Cuando llegué a Punta Arenas me sentí totalmente desorientado. El micro nos dejó en la Terminal de la empresa. Yo tenía el teléfono de Fernando, un miembro de couchsurfing que se había ofrecido a hospedarme, pero no conseguía comunicarme con él desde mi celular. Por suerte, él mismo lo hizo, calculando certeramente el horario de mi llegada. Me explicó entonces que caminase hasta una esquina determinara y allí tomase un colectivo que me dejaría cerca de su casa, donde su madre me estaría esperando. Al menos aquello era lo que yo le había entendido.
Pregunté a una chica donde debía tomar el colectivo para ir hasta aquel barrio y terminó mareándome del todo: me decía que en vez de colectivo me convenía tomar un micro, que el colectivo no me llevaría con tanto equipaje a cuestas, pero que el micro era más barato y qué se yo cuántas cosas más. En un segundo, mi memoria volvió hacia el año 2010 y a lo que me había pasado en la ciudad que queda en el extremo opuesto de Chile: Arica. En Arica habia estado no sé cuanto tiempo bajo el sol esperando un colectivo, hasta darme cuenta que en Chile le llaman colectivos a los taxis compartidos que hacen un recorrido fijo. Así que en medio de la confusión le dije a la chica: “¡Pará, pará, pará…! Empecemos de cero: ¿Qué es un colectivo?
Llegué al barrio de Fernando y bajé donde el chofer me
indicó. Me quedé esperando en una esquina, recordando las palabras de Fernando:
“Le diré a “mami” que vaya a buscarte”. La “mami” no aparecía por ninguna
parte, sin embargo, a los pocos minutos un muchacho apareció delante de mi
preguntándome: “¿Tú eres Gastón?” Se trataba nada menos que de Mauricio, la
pareja de Fernando, cuya existencia yo desconocía hasta el momento. Y no era
“mami” quien iría por mi, sino “Mauri”. Un pequeño malentendido.
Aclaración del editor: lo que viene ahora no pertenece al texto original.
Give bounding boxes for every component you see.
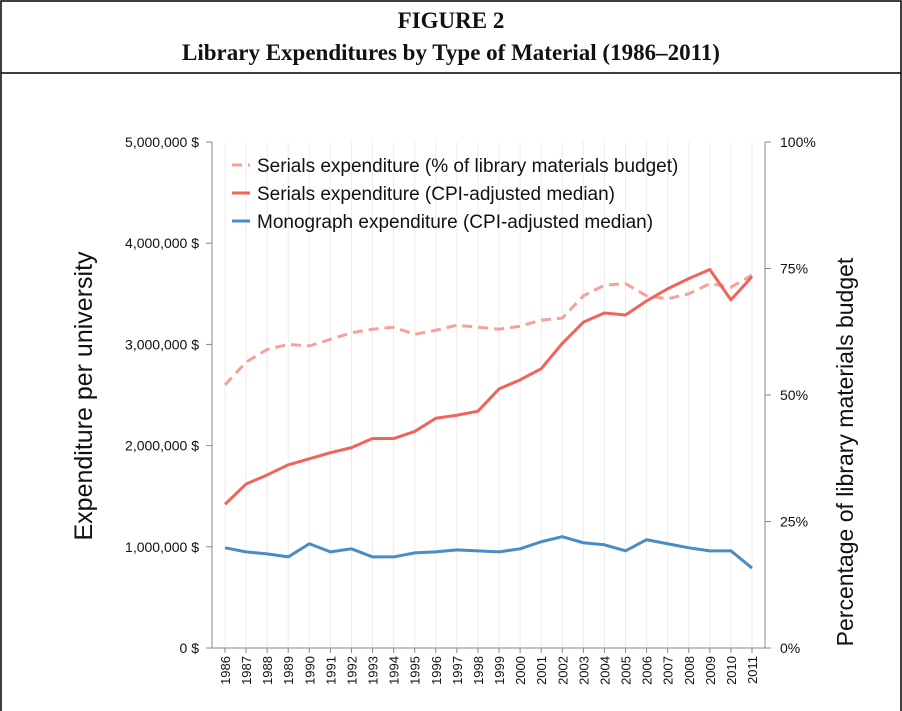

Fernando y Mauricio viven en un barrio de Punta Arenas, a unos 15 minutos del centro. Mauricio me acompañó a cambiar plata ya que no llevaba dinero chileno encima (había pagado el micro, colectivo, o lo que fuere con unas monedas que tenía encima y que me habían sobrado de mi anterior viaje a Chile). Además compramos algunas cosas para la cena. Mauricio preparó unos exquisitos tallarines para mi y para un de couchsurfing muchacho que se hospedaba en casa de un amigo de ellos y que vino a cenar conmigo mientras ellos asistían al compromiso de unos amigos. Aquella noche de intensa lluvia (una de las pocas lluvias que me tocaron a lo largo de todo el viaje), terminamos tomando unas cervezas en una disco y amaneciéndonos en casa de los dos jóvenes recién comprometidos.